Prosseguindo os autos, veio a proferir-se despacho pré - saneador com o seguinte conteúdo:
“A ré “Associação Humanitária dos Bombeiros Voluntários de ...” veio, na sua contestação, deduzir reconvenção, pretendendo que seja a autora/reconvinda condenada a pagar à ré o montante de € 1 000,00 a título de indemnização por prejuízos e de € 1 440,00 a título de aviso prévio em falta, por efeito da compensação a operar sobre eventuais créditos que venham a ser reconhecidos ao autor, acrescido de juros de mora vencidos e vincendos. A reconvenção é uma ação cruzada dirigida pelo réu contra o autor, que, por razões de economia processual, irá ser apreciada ao mesmo tempo que a ação originária. Como escrevem ANTUNES VARELA/SAMPAIO E NORA/MIGUEL BEZERRA, Manual de Processo Civil, 2.ª Edição, Coimbra, 1985, p. 322, “Na contestação-reconvenção, o réu, sob a veste de reconvinte, deduz um pedido autónomo (reconvencional) contra o autor (reconvindo)”. A reconvenção é admissível se se verificarem uma série de requisitos, uns, positivos, de índole substancial, outros, negativos, de índole processual. Assim, para a admissão da reconvenção, exige-se, prima facie, que esta tenha efeito útil defensivo, i.e., que a reconvenção tenha a virtualidade de, de algum modo, excluir ou reduzir o pedido dos autores (neste sentido, expressamente, Acórdão da Relação de Coimbra de 9 de dezembro de 1986, CJ V, p. 83), sob pena de não haver qualquer conexão entre as duas ações.
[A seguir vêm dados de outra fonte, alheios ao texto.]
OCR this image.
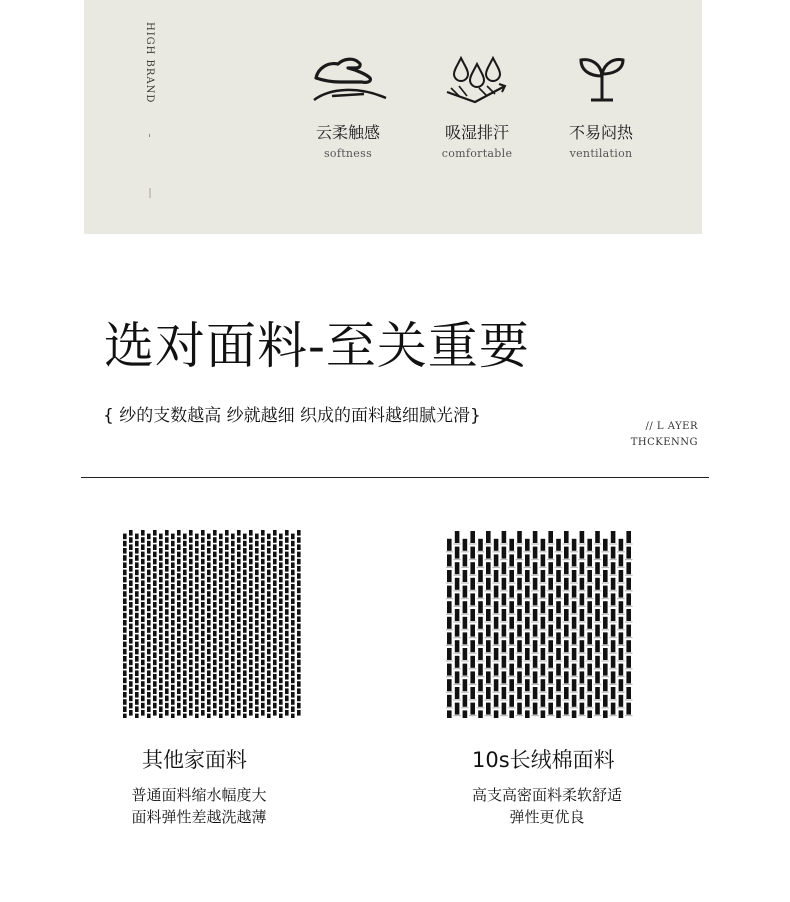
HIGH BRAND
云柔触感
softness
吸湿排汗
comfortable
不易闷热
ventilation
选对面料-至关重要
{ 纱的支数越高 纱就越细 织成的面料越细腻光滑}
// L AYER
THCKENNG
其他家面料
普通面料缩水幅度大
面料弹性差越洗越薄
10s长绒棉面料
高支高密面料柔软舒适
弹性更优良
O autor estriba o seu pedido no incumprimento contratual, pedindo créditos laborais. A título de: «1. a quantia de 4.560,00€, relativa a horas Noturnas, e, 2. a quantia de 360,00, relativa a Férias não gozadas 2021 referentes a 2020, e, 3. a quantia de 720,00€, relativa a proporcional de férias de 2021, e, 4. A quantia de 830,00€, relativa a direitos de formação. 5. Os juros vencidos e vincendos à taxa legal, sob as importâncias devidas desde a constituição em mora até efetivo e integral pagamento, que nesta data perfaz o montante global de 255,25€.».
A ré faz um pedido reconvencional para reconhecimento da falta de pré-aviso pela denúncia do contrato de trabalho pelo autor e do seu direito ao crédito de € 2 440,00 a título de indemnização e prejuízos, pedindo a condenação do autor no pagamento por compensação de créditos.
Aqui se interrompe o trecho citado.